O ano de 2014 assinala o arranque do projeto expositivo “SONAE / MNAC Art Cycles”, que constitui a primeira grande expressão pública do apoio mecenático da Sonae ao Museu Nacional de Arte Contemporânea – Museu do Chiado (MNAC – MC). Na base desta iniciativa está a ideia de, dois em dois anos, convidar um artista nacional ou estrangeiro para desenvolver uma exposição individual de grande impacto no panorama artístico português. Nesta primeira edição, o convite foi dirigido ao artista visual Daniel Blaufuks.
Intimamente ligada ao projeto de doutoramento que tem desenvolvido na University of Wales, em Newport, a exposição que Daniel Blaufuks apresenta no MNAC – MC relaciona duas obras fundamentais de dois escritores de culto da literatura europeia e onde a ficção e a memória individual do Holocausto se confundem deliberadamente, por entre armadilhas, cruzamentos e citações que confundem o leitor na orientação narrativa e na exploração da memória nesse mesmo processo desencadeadas. Centrada em trabalhos de composição de imagens fotográficas de diversas proveniências (técnicas e temporais), esta mostra parte de W ou le souvenir d’enfance (1975), do francês Georges Perec, e Austerlitz (2001), o único romance do alemão W. G. Sebald, que já havia servido de inspiração a Blaufuks aquando do seu primeiro grande investimento e pesquisa sobre Terezín, pequena cidade fortificada, situada na atual República Checa e que recebeu o nome Theresienstadt durante a ocupação da Alemanha Nazi, na Segunda Guerra Mundial, tendo sido o único campo de concentração a ser visitado pela Cruz Vermelha Internacional, em 1944.
Partindo deste universo, a exposição intitulada Toda a memória do mundo, parte um, invade três diferentes espaços de comunicação e partilha expositiva do museu: uma sala de vídeo, com esse novo filme de mais de quatro horas sobre Terezín, uma biblioteca de consulta de obras relacionadas com o tema proposto – nas paredes desse espaço podem ver-se igualmente algumas fotografias de objetos – e, finalmente, uma ampla sala de exposição onde se apresenta um vasto núcleo de obras associadas a esta ideia e prática de um “atlas de imagens” sobre a memória – assumidamente inspirado na “iconologia do intervalo” de Aby Warburg – constituindo uma espécie de mapas visuais onde o artista procura, segundo as suas próprias palavras “seguir um percurso de formas diferenciadas de olhar, de variações sobre a mesma temática, colecionando e selecionando imagens de assuntos idênticos ou de palavras-chave similares e arranjando-as em formas visuais”.
Como uma sutura, e não como uma rotura, as imagens de Daniel Blaufuks procuram assim unir os espaços ou os intervalos da perceção, mesmo se no final mantemos um sentimento de indecisão, abertura e especulação sobre as mesmas.
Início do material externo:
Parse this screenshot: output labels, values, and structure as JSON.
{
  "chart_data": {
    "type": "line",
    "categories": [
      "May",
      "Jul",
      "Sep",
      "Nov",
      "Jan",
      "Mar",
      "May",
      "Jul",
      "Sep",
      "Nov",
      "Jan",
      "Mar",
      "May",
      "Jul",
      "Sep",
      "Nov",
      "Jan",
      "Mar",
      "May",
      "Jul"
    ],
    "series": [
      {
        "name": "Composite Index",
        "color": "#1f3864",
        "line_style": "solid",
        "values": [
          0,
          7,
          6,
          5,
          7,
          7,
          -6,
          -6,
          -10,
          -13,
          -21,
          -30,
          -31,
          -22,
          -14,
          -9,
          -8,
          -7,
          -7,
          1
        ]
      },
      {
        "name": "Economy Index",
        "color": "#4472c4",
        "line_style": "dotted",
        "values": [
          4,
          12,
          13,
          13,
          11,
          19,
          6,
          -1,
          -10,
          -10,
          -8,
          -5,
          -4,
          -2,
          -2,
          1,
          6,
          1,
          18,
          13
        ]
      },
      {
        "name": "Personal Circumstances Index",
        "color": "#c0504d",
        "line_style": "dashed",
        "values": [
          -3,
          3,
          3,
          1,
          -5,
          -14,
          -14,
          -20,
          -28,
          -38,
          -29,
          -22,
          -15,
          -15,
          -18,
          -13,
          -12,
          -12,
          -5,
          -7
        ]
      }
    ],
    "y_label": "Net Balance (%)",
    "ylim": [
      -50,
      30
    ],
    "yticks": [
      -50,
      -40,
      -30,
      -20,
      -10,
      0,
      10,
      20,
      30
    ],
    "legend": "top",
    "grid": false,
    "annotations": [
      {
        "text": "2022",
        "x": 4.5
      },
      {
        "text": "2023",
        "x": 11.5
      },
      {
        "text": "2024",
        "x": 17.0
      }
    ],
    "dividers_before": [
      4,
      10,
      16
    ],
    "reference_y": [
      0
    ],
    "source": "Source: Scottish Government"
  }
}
A sua fé nas imagens, apesar das dúvidas crescentes sobre o atual poder da fotografia nesse processo, continua a manter Blaufuks preso a um exercício imperativo, a um compromisso absoluto com o trabalho da sua produção e reflexão, apontando a memória que se espelha na imanência da fotografia como uma espécie particular de sombra que nos persegue a todo o tempo, em todos os movimentos dos corpos e da luz.
Nos antípodas de Peter Schlemihl – a famosa personagem de Chamisso que vendeu a sua sombra e se enredou depois na rejeição social e no isolamento – Blaufuks procura recuperar, obstinadamente, não tanto a sua própria sombra (embora também o faça em parte) mas aquela que o passado da humanidade nos deixou, sem contorno definido ou estabilizado, nas imagens fotográficas dispersas pela longa temporalidade moderna e a sua parada tecnológica. O resultado desse caleidoscópio, como podemos intuir na poética que funda o trabalho de Daniel Blaufuks, será sempre apenas, contudo, mais uma centelha que persistirá durante algum tempo na nossa memória, após a passagem dos corpos, das sombras e dos sentidos que fizeram um dia a vida parecer eterna.